森元首相は組織委会長クビなのに…「功労者」として開会式出席の非常識
テレビカメラに映し出された場合、国内外の視聴者からブーイングの声が上がるのは間違いない。23日から始まる東京五輪で、開会式に「功労者」として出席する予定と報じられた森喜朗元首相(83)のことだ。
朝日新聞などの報道によると、東京五輪・パラリンピックの大会組織委員会は森氏を「名誉最高顧問」に就ける案を検討し、政府側と水面下で調整しているという。

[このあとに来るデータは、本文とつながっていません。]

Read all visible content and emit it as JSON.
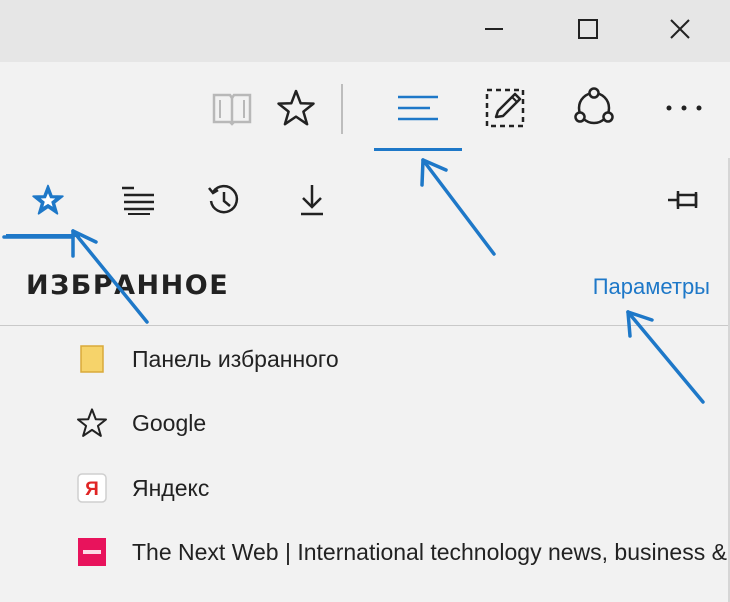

だが森氏といえば、これまで数々の問題発言が取り沙汰されたうえ、「女性蔑視発言」が決定打となって同組織委会長を辞任した経緯がある。つまり、今は一人の市民に過ぎず、五輪に対して何の権限も持たないはず。そもそも、「名誉最高顧問」自体が論外だが、そのうえ「無観客」の会場に「一市民」を出席させる必要がある理由は何もない。
今の橋本聖子会長(56)は、森氏が「娘」と呼ぶほど可愛がっていた人物。仮に橋本会長が私情で「父」の森氏を開会式に出席させたいと考えたのであれば、これぞ五輪の私物化も甚だしい。このような、何事においても不透明な進め方こそが、五輪エンブレムの盗用問題や開会式直前の制作担当者の相次ぐ辞任――といった構造的な問題につながっているのではないのか。
著しく人権意識を欠いた失言でクビになりながら、シレっと「名誉職」で現場復帰し、さらに列席者が厳しく制限された中での開会式に出席する。そんな森氏の姿を海外メディアから見たら、「Youは何しに開会式へ?」と思うに違いない。